Excessive and underpaid doctors
According to Dr. Ouma Oluga, Chief Executive Officer of the Pharmacists and Dental Union (KMDDA), the government is to blame for the situation in hospitals, especially public hospitals. He said that doctors were being processed with limited resources and capacities.
"You can not fully blame the doctors and condemn them, for example, until recently, the maternity hospital in Pumani did not have a mortuary, and sometimes bodies have to be wrapped in polyethylene bags. It's a shame for the government that doctors and nurses flooded and insufficiently paid across the country. "
A spokeswoman for Pumwani told Al Jazeera that her staff members are trying to help the patients, despite being overwhelmed and that no doctor has ever neglected her duty.

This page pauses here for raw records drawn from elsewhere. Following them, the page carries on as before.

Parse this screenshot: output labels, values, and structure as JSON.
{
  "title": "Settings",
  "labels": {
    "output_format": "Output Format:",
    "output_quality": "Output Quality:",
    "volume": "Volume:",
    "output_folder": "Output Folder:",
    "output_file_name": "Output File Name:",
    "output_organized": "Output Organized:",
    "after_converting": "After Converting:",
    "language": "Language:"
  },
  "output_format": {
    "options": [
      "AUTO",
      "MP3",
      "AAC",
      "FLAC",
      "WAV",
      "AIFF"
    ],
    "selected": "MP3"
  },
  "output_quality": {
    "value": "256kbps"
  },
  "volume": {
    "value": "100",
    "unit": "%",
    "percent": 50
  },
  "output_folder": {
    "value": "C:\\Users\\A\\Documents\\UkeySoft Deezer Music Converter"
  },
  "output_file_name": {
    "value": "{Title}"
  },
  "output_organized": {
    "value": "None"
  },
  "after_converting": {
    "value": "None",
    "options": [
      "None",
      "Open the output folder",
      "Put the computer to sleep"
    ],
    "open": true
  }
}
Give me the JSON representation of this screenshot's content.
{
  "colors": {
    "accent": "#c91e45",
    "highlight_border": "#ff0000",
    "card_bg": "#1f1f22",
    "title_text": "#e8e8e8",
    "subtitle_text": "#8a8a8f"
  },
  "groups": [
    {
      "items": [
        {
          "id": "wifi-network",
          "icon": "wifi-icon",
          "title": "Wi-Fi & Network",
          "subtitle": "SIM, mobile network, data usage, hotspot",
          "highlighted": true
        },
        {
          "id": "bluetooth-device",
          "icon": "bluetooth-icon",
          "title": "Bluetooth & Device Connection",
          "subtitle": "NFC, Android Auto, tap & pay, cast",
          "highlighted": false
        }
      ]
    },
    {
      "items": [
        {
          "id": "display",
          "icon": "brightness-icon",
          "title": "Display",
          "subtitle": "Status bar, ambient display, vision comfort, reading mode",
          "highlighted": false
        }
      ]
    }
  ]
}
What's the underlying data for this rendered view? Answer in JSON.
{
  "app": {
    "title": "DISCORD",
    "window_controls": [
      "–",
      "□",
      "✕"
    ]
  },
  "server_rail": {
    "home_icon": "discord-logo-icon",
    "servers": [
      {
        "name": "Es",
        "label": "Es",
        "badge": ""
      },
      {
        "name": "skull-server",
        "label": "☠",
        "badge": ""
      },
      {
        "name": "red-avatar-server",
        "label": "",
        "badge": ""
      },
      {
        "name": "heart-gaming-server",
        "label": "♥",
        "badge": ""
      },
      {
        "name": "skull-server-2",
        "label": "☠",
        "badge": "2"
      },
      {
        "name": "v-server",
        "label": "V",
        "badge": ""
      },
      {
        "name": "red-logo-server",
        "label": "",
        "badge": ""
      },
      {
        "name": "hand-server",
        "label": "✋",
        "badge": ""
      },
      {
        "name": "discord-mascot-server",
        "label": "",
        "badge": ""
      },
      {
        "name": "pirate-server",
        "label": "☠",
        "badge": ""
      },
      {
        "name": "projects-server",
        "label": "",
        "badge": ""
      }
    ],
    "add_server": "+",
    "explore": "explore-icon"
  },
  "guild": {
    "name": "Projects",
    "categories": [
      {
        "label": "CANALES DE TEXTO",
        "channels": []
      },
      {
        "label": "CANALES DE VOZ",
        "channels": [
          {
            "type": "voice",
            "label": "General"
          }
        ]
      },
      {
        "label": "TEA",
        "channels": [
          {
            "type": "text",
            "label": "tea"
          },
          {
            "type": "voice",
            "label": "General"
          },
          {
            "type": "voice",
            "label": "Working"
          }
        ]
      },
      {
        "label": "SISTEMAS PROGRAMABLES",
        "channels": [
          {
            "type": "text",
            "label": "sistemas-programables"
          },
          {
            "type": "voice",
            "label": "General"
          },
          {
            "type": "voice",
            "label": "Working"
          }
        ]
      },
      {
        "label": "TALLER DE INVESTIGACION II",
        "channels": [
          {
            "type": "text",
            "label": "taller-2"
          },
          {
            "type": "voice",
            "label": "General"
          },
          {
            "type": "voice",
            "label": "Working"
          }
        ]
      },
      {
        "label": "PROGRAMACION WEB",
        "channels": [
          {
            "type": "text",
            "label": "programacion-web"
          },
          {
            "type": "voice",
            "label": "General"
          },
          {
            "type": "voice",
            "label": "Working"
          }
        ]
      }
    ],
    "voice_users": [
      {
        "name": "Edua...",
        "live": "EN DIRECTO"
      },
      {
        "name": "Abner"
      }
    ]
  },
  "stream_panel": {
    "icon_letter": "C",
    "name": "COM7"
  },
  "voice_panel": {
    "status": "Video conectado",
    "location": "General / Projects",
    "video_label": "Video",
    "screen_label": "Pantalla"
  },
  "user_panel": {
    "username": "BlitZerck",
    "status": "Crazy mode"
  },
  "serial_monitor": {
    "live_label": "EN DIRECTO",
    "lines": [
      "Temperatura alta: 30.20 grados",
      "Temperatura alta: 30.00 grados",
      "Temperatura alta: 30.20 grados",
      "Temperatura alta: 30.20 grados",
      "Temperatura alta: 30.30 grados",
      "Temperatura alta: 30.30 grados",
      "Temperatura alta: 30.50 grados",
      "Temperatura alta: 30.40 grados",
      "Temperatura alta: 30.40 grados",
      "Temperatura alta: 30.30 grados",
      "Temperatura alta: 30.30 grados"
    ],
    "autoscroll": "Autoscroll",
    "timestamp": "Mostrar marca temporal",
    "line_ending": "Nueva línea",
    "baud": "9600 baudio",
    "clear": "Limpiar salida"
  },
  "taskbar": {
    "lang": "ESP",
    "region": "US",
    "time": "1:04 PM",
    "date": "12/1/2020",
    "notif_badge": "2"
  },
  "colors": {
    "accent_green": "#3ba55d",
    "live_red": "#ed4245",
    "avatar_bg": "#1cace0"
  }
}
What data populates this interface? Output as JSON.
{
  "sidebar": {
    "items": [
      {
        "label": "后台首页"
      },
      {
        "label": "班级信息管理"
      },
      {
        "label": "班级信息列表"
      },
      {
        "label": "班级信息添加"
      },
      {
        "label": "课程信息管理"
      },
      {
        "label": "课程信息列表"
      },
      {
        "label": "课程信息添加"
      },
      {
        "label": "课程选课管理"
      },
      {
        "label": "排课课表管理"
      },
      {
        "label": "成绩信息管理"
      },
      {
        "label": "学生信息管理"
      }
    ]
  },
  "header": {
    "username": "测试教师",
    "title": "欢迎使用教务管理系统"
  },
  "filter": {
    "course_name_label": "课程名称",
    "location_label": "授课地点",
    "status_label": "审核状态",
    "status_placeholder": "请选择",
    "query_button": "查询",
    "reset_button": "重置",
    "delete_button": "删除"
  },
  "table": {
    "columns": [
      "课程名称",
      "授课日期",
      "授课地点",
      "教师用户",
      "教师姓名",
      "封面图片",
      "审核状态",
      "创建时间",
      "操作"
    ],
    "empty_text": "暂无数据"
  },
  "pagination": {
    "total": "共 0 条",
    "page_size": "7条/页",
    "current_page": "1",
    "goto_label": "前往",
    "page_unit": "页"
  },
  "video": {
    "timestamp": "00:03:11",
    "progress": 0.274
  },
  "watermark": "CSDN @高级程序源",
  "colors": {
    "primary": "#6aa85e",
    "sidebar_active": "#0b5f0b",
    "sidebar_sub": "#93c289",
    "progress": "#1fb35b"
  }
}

Olga continued: "They are paid between 15,000 shillings ($ 150) to 40,000 shillings a month ($ 400). They are also busy, they work an average of 14 to 20 hours a day, making them very ineffective for the effective performance of their duties because of fatigue. "
He added that in the Roma hospital "Pumani" there are only six resident gynecologists for about 154 pregnant mothers.
"Many of these irregularities can be avoided if more attention is paid to doctors and nurses."
Larger investments in staff hospitals could, hopefully, lead to less stillbirths.
Reflecting on her first pregnancy, Hasakala said: "I cried and thought about suicide. My water began to burst only six hours before delivery, and doctors ignored my cries."